There’s a weird contradiction: an attempt to introduce greater diversity into our understanding of history (by focusing on the peoples normally described only in their opposition to the Romans) actually achieves exactly the opposite, imposing a specific and particular 21st Century American mindset on the actions of figures from ancient history. This is dangerous because it imagines that the things that divide us today have, somehow, been immutably passed down through history and that they are, thus, eternal. This is a mistake.
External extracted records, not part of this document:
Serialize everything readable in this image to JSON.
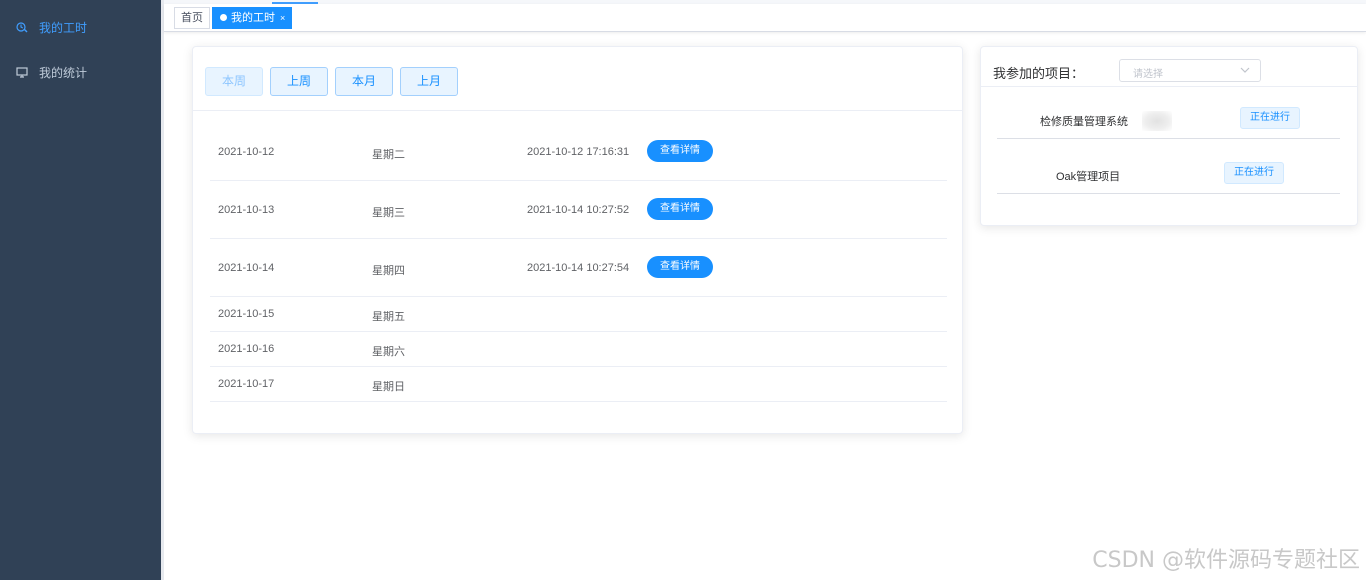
{
  "sidebar": {
    "items": [
      {
        "label": "我的工时",
        "icon": "clock-tools-icon",
        "active": true
      },
      {
        "label": "我的统计",
        "icon": "monitor-icon",
        "active": false
      }
    ]
  },
  "tags": {
    "home": "首页",
    "active": "我的工时",
    "close_glyph": "×"
  },
  "filters": {
    "this_week": "本周",
    "last_week": "上周",
    "this_month": "本月",
    "last_month": "上月"
  },
  "timesheet": {
    "rows": [
      {
        "date": "2021-10-12",
        "weekday": "星期二",
        "submitted": "2021-10-12 17:16:31",
        "action": "查看详情"
      },
      {
        "date": "2021-10-13",
        "weekday": "星期三",
        "submitted": "2021-10-14 10:27:52",
        "action": "查看详情"
      },
      {
        "date": "2021-10-14",
        "weekday": "星期四",
        "submitted": "2021-10-14 10:27:54",
        "action": "查看详情"
      },
      {
        "date": "2021-10-15",
        "weekday": "星期五",
        "submitted": "",
        "action": ""
      },
      {
        "date": "2021-10-16",
        "weekday": "星期六",
        "submitted": "",
        "action": ""
      },
      {
        "date": "2021-10-17",
        "weekday": "星期日",
        "submitted": "",
        "action": ""
      }
    ]
  },
  "projects": {
    "title": "我参加的项目：",
    "select_placeholder": "请选择",
    "items": [
      {
        "name": "检修质量管理系统",
        "status": "正在进行"
      },
      {
        "name": "Oak管理项目",
        "status": "正在进行"
      }
    ]
  },
  "watermark": "CSDN @软件源码专题社区",
  "colors": {
    "sidebar_bg": "#304156",
    "accent": "#1890ff",
    "active_menu": "#409eff"
  }
}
Even if we assume that Hannibal was a black African (as he might have been), his struggle against Rome wasn’t any more a struggle of race against race, or emancipationist against slaver, than was the fight between Rome and the Greeks, led by the city of Corinth, who were defeated destroyed by Rome in 146BC – the same year as the salting of Carthage’s earth.

Modern ideas of race are much shallower and much less permanent than Barbarians Rising allows. Views of race were different in the past and they will be different in the future. We don’t know exactly how the peoples of Hannibal’s era thought about race and skin colour – there must have been prejudices – but we can be sure that their views were not ours. This certainty exists because nowhere in the surviving, often virulently pro-Roman, accounts of this conflict do we find any expression of the kind of methodical racism that exists in the annals of recent imperial powers such as, for example, in the histories of the British empire.

There are loads of interesting things to say about Carthage and Hannibal and their fight against Rome – but painting them as standard bearers for ancient freedoms against European slavers is a mistake. Trying to present every interaction of African and European through the template of the American experience of slavery after the 16th Century distorts history and represents the overwriting of one set of experiences in the desire to impose our own beliefs.